What is recruitment of medical crew like for you – is it always a challenge to fill requirements, or are you spoilt for choice?
In South Africa, we are very fortunate to have medical staff who gain enormous practical experience in all types of emergency paediatric, adult and obstetric care. It’s the mix of a very developed healthcare system in a developing environment. The additional training available to those with an interest in emergency care, transport or retrieval medicine is freely available, so skills are easy to find – in my view. The challenge is the turnover of medical staff who, of course, do not want to spend their lives constantly in the back of an aircraft. Good planning, recruitment strategy and strong medical leadership are essential to stay ahead of the game.
Do you think that wing-to-wing missions are necessary in international medical repatriation services? Is there anything that can or should be done to enhance patient safety during such missions?

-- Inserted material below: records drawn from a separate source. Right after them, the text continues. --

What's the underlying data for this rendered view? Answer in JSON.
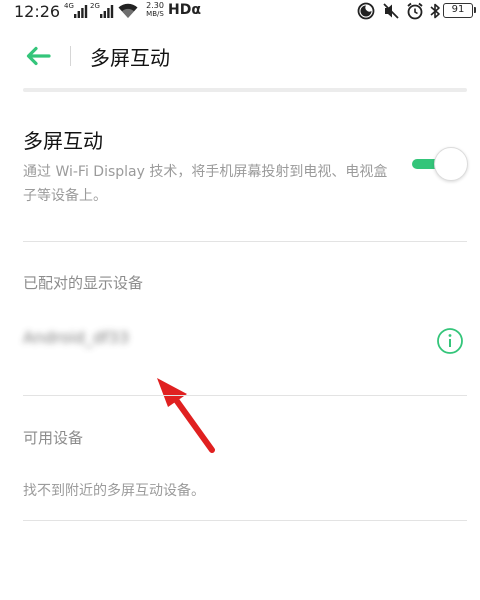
{
  "status_bar": {
    "time": "12:26",
    "sim1_tag": "4G",
    "sim2_tag": "2G",
    "net_speed_value": "2.30",
    "net_speed_unit": "MB/S",
    "hd_label": "HDα",
    "battery": "91",
    "icons": [
      "signal-icon",
      "signal-icon",
      "wifi-icon",
      "do-not-disturb-icon",
      "mute-icon",
      "alarm-icon",
      "bluetooth-icon",
      "battery-icon"
    ]
  },
  "header": {
    "title": "多屏互动",
    "back_icon": "back-arrow-icon"
  },
  "toggle": {
    "title": "多屏互动",
    "description": "通过 Wi-Fi Display 技术，将手机屏幕投射到电视、电视盒子等设备上。",
    "enabled": true
  },
  "paired_section": {
    "label": "已配对的显示设备",
    "devices": [
      {
        "name": "Android_df33",
        "info_icon": "info-icon"
      }
    ]
  },
  "available_section": {
    "label": "可用设备",
    "empty_text": "找不到附近的多屏互动设备。"
  },
  "colors": {
    "accent": "#34c57a",
    "arrow": "#e02020",
    "secondary_text": "#9b9b9b"
  }
}
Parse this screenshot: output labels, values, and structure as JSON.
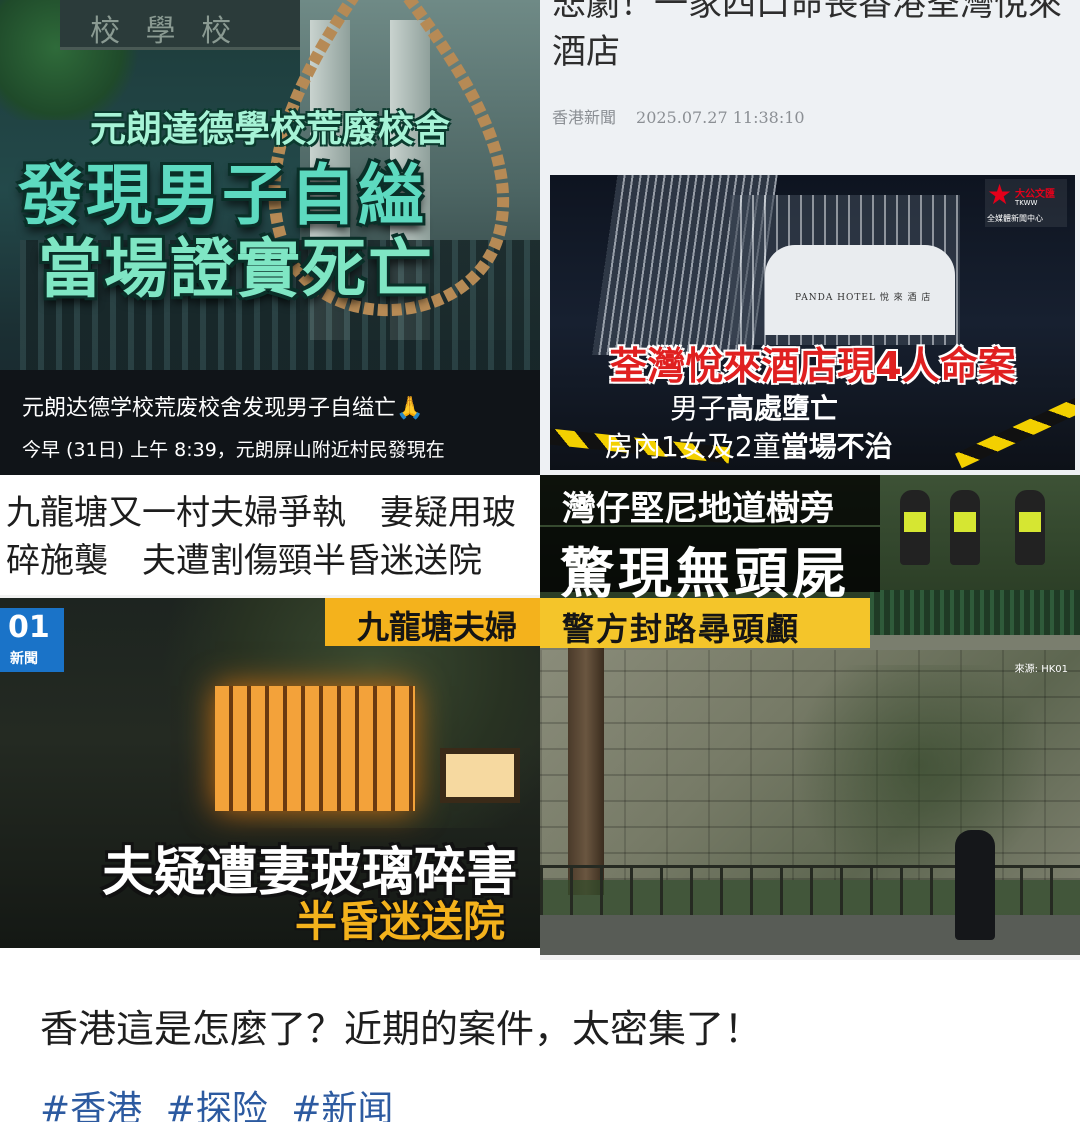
{
  "tile1": {
    "plaque_text": "校 學 校",
    "headline_small": "元朗達德學校荒廢校舍",
    "headline_big_1": "發現男子自縊",
    "headline_big_2": "當場證實死亡",
    "caption_title": "元朗达德学校荒废校舍发现男子自缢亡🙏",
    "caption_body": "今早 (31日) 上午 8:39，元朗屏山附近村民發現在"
  },
  "tile2": {
    "headline": "悲劇！一家四口命喪香港荃灣悅來酒店",
    "source": "香港新聞",
    "datetime": "2025.07.27 11:38:10",
    "logo_text": "大公文匯",
    "logo_sub": "TKWW",
    "logo_caption": "全媒體新聞中心",
    "hotel_sign": "PANDA HOTEL 悅 來 酒 店",
    "red_headline": "荃灣悅來酒店現4人命案",
    "line1_plain": "男子",
    "line1_bold": "高處墮亡",
    "line2_plain": "房內1女及2童",
    "line2_bold": "當場不治"
  },
  "tile3": {
    "line1": "九龍塘又一村夫婦爭執　妻疑用玻",
    "line2": "碎施襲　夫遭割傷頸半昏迷送院"
  },
  "tile4": {
    "brand_top": "01",
    "brand_bottom": "新聞",
    "banner": "九龍塘夫婦",
    "headline": "夫疑遭妻玻璃碎害",
    "subline": "半昏迷送院"
  },
  "tile5": {
    "line1": "灣仔堅尼地道樹旁",
    "line2": "驚現無頭屍",
    "line3": "警方封路尋頭顱",
    "source": "來源: HK01"
  },
  "post": {
    "text": "香港這是怎麼了？近期的案件，太密集了！",
    "tags": [
      "#香港",
      "#探险",
      "#新闻"
    ]
  }
}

I do believe there is a need, simply because of logistics and the fact air ambulance companies cannot perform every mission themselves. It can potentially pose a risk if the cases are not properly medically triaged for such missions and the risk, if any, should be mitigated by using reliable air ambulance partners with recognized accreditation or standards of practice. We, for example, have done wing-to-wing repatriation missions, but using our own air ambulance based in Dubai to meet up with our air ambulance based in Johannesburg (JHB) to allow for a seamless uninterrupted transfer to South Africa.
When it comes to working with international medical assistance providers, what is the most important aspect of maintaining a good working relationship under time-sensitive, stressful and costly mission parameters?
It’s all about real-time open communication pathways and processes agreed in advance to meet the clients’ requirements for information, both logistical and medical. Direct relations with the client stakeholders – for example, medical director to medical director – in any challenging situation is essential. Using tools like flight tracking to help clients follow the flights in real time themselves are also helpful.
What’s the most challenging mission you’ve ever undertaken?
For me, it’s always the emotional cases that can lead to clinical dilemma. I can recall flying a tourist who was involved in an aircraft accident in Kenya, and I was tasked to bring him to South Africa for specialist burn unit care. He had 90 partial and full thickness burns with some inhalation injury. He was 48 hours after the accident, but his calculated mortality was still over 100 per cent. I knew he would end up on a ventilator and his care locally had not been adequate. He was fully conscious so I explained to him what his situation was and that I would prefer to be conservative and not ventilate him for the flight and manage his pain as the priority. His wife was flying from Europe and would meet us in JHB. He agreed as he knew he may not speak with his wife again. We spoke a lot on the four-hour flight back to JHB; his wife was waiting in the ER on our arrival. They spoke; he died seven days later.